= Cable Head, Prince Edward Island =

Unincorporated community in Canada

 Cable Head is an unincorporated community in Kings County, Prince Edward Island, Canada, north of St. Peters Bay, west of Goose River, and east of Greenwich, home of Greenwich National Park.

The official history of the geographic name Cable Head is that when the first Scots settlers came to this district, they found on the shore below the farm now owned by John Simmons, a piece of hemp cable, evidently from some vessel. From this incident they named the place in Gaelic "Ceann Cable" meaning 'Cable End.' The word Ceann means End, but it also means 'head.'. When English became the most common language, the name was translated in the form "Cable Head."

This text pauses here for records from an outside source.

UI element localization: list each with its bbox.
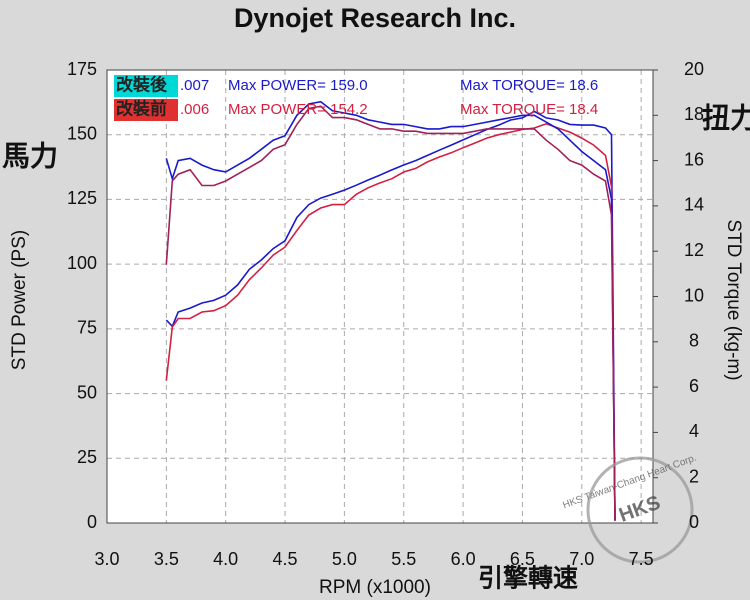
legend-tag: 改裝後 <box>116 74 168 94</box>
y2-tick-label: 2 <box>689 466 699 486</box>
lines <box>165 100 616 521</box>
y-tick-label: 150 <box>67 123 97 143</box>
series-line <box>165 100 616 521</box>
x-tick-label: 5.5 <box>391 549 416 569</box>
series-line <box>165 110 616 521</box>
legend-tag-bg <box>114 75 178 97</box>
y2-tick-label: 20 <box>684 59 704 79</box>
series-line <box>165 105 616 521</box>
x-tick-label: 5.0 <box>332 549 357 569</box>
y2-tick-label: 18 <box>684 104 704 124</box>
x-tick-label: 6.0 <box>451 549 476 569</box>
x-axis-label-cn: 引擎轉速 <box>478 565 578 593</box>
legend-max-torque: Max TORQUE= 18.4 <box>460 101 598 118</box>
plot-area <box>106 69 654 524</box>
y-tick-label: 175 <box>67 59 97 79</box>
x-tick-label: 4.0 <box>213 549 238 569</box>
y-tick-label: 125 <box>67 188 97 208</box>
watermark-ring <box>586 456 694 564</box>
y2-tick-label: 16 <box>684 149 704 169</box>
x-tick-label: 3.0 <box>94 549 119 569</box>
y2-tick-label: 0 <box>689 512 699 532</box>
x-tick-label: 7.5 <box>629 549 654 569</box>
legend-max-power: Max POWER= 159.0 <box>228 77 368 94</box>
y-axis-label: STD Power (PS) <box>9 230 30 370</box>
y-tick-label: 75 <box>77 318 97 338</box>
y2-tick-label: 4 <box>689 421 699 441</box>
y-axis-label-cn: 馬力 <box>2 140 58 171</box>
y-tick-label: 50 <box>77 382 97 402</box>
legend-tag-bg <box>114 99 178 121</box>
x-tick-label: 7.0 <box>569 549 594 569</box>
y2-tick-label: 10 <box>684 285 704 305</box>
x-tick-label: 4.5 <box>273 549 298 569</box>
x-axis-label: RPM (x1000) <box>319 577 431 598</box>
legend-max-power: Max POWER= 154.2 <box>228 101 368 118</box>
y2-tick-label: 14 <box>684 195 704 215</box>
legend-run: .007 <box>180 77 209 94</box>
legend-run: .006 <box>180 101 209 118</box>
y2-axis-label: STD Torque (kg-m) <box>723 219 744 380</box>
x-tick-label: 3.5 <box>154 549 179 569</box>
y-tick-label: 100 <box>67 253 97 273</box>
chart-title: Dynojet Research Inc. <box>234 3 516 33</box>
y-tick-label: 0 <box>87 512 97 532</box>
y2-tick-label: 6 <box>689 376 699 396</box>
y2-axis-label-cn: 扭力 <box>702 102 750 133</box>
legend-max-torque: Max TORQUE= 18.6 <box>460 77 598 94</box>
y2-tick-label: 8 <box>689 331 699 351</box>
x-tick-label: 6.5 <box>510 549 535 569</box>
y-tick-label: 25 <box>77 447 97 467</box>
legend-tag: 改裝前 <box>116 98 167 118</box>
y2-tick-label: 12 <box>684 240 704 260</box>
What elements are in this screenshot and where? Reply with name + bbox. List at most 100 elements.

Cable Head is divided into 2 sections, Cable Head East and Cable Head West.

Cable Head is the home of the Cable Head Airpark, a seasonal airport that only operates during the summer.

Cable Head was home of Corporal George Palmer, who survived 46 months as a prisoner in Japanese POW Camps in World War II. A book, “Dark Side of the Sun” has been written about him by his grandson Michael Palmer.

Canadian playwright David French (1939-2010), most noted for his “Mercer Plays”, resided in Cable Head during the summers.

Cable Head has recently been nicknamed “Cable Hamptons”, due to the continuous construction of large summer homes on its beachfront.